February 20, 2010Comments are closed.mandatory desexing
Why mandatory desexing fails to save the lives of pets;
In her article, Davis wrote, “On February 12, 2008, The City Council of Los Angeles passed a law that requires all cats and dogs in the city be spayed or neutered (desexed) after the age of 4 months (with some exceptions).” Unfortunately, Davis failed to present the kill data in Los Angeles shelters from before and after the time that law went into effect.
Beginning in 2001 the numbers of dogs entering shelters in L.A. and the numbers of them killed dropped every year until 2008 when the law was passed.

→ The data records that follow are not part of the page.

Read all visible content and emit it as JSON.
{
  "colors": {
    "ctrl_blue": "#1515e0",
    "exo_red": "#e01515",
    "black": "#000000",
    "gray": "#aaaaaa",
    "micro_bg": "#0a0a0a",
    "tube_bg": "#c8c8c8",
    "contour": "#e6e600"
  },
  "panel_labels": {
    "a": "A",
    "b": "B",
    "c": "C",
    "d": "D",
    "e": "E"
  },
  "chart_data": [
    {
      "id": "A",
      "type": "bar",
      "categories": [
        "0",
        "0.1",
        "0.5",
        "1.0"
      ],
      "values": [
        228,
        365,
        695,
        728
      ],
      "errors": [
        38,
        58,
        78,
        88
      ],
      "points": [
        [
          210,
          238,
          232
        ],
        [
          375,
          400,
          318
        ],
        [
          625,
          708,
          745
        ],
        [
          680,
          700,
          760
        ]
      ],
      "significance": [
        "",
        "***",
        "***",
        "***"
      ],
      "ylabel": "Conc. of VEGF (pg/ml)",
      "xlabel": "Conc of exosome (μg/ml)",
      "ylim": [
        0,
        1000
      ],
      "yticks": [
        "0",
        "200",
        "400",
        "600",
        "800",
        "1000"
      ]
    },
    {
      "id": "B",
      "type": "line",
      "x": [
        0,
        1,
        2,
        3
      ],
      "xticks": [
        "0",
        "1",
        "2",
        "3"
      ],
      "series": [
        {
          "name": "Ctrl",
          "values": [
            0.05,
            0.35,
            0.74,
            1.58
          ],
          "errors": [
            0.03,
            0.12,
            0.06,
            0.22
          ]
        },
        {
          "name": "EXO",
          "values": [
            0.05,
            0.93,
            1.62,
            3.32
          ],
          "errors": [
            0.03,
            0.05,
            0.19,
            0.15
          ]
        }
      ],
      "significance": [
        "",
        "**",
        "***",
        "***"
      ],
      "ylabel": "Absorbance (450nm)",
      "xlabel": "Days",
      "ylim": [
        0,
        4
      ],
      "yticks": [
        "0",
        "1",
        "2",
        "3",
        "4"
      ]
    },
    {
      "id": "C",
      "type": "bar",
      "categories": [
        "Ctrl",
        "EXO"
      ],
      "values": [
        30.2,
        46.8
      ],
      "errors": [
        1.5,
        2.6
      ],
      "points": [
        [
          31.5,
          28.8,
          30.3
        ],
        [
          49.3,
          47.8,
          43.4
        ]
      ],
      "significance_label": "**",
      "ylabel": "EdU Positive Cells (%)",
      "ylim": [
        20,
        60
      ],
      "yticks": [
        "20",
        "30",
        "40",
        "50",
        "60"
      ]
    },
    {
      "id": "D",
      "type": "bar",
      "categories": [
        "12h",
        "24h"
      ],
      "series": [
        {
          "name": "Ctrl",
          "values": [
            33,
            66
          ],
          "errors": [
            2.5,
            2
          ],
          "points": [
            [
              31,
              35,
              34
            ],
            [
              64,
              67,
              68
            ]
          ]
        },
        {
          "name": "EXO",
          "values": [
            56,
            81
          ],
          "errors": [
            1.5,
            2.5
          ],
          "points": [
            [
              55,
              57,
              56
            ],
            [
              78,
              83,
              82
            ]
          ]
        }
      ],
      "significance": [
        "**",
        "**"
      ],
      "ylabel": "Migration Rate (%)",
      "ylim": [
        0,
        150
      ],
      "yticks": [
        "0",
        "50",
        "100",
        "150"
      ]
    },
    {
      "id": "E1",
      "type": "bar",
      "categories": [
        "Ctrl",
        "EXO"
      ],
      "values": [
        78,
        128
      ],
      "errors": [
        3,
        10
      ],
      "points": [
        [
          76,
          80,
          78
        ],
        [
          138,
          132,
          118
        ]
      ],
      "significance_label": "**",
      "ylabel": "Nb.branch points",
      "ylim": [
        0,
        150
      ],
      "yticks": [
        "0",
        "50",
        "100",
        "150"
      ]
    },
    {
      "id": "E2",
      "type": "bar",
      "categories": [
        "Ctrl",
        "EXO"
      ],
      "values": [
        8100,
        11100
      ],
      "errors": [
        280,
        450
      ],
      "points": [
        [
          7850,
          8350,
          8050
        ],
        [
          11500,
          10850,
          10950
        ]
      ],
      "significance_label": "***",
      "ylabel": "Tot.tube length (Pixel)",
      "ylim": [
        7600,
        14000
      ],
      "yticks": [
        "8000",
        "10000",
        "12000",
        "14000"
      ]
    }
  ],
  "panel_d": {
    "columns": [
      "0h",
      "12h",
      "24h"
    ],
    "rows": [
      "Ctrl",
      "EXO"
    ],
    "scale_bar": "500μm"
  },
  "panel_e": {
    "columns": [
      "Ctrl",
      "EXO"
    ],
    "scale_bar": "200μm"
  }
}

In 2001 40,442 dogs entered shelters in LA. 22,675 of them were killed. By 2007 canine deaths in L.A. shelters had plummeted to 6,038 – still too many, but a dramatic improvement.
In 2008, immediately following the mandatory spay/neuter law, dog deaths in L.A. shelters increased for the first time in 7 years. They increased by 24% from 6,038 in 2007 to 7,514. They rose again in 2009, erasing virtually all of the progress that had been made in the two years prior to the law.
The explanation for this is actually pretty simple: spay/neuter laws expend resources rounding up and killing animals. Those same resources can and should be spent spaying or neutering animals for people who many not be able to do so themselves.
The cost of seizing, holding, killing and disposing of an animal because their owner has not neutered it could cover the cost of sterilizing the pet, plus others.
Furthermore, spay/neuter laws place more authority in the hands of people like Los Angeles Animal Control and justify the catching and killing of more animals.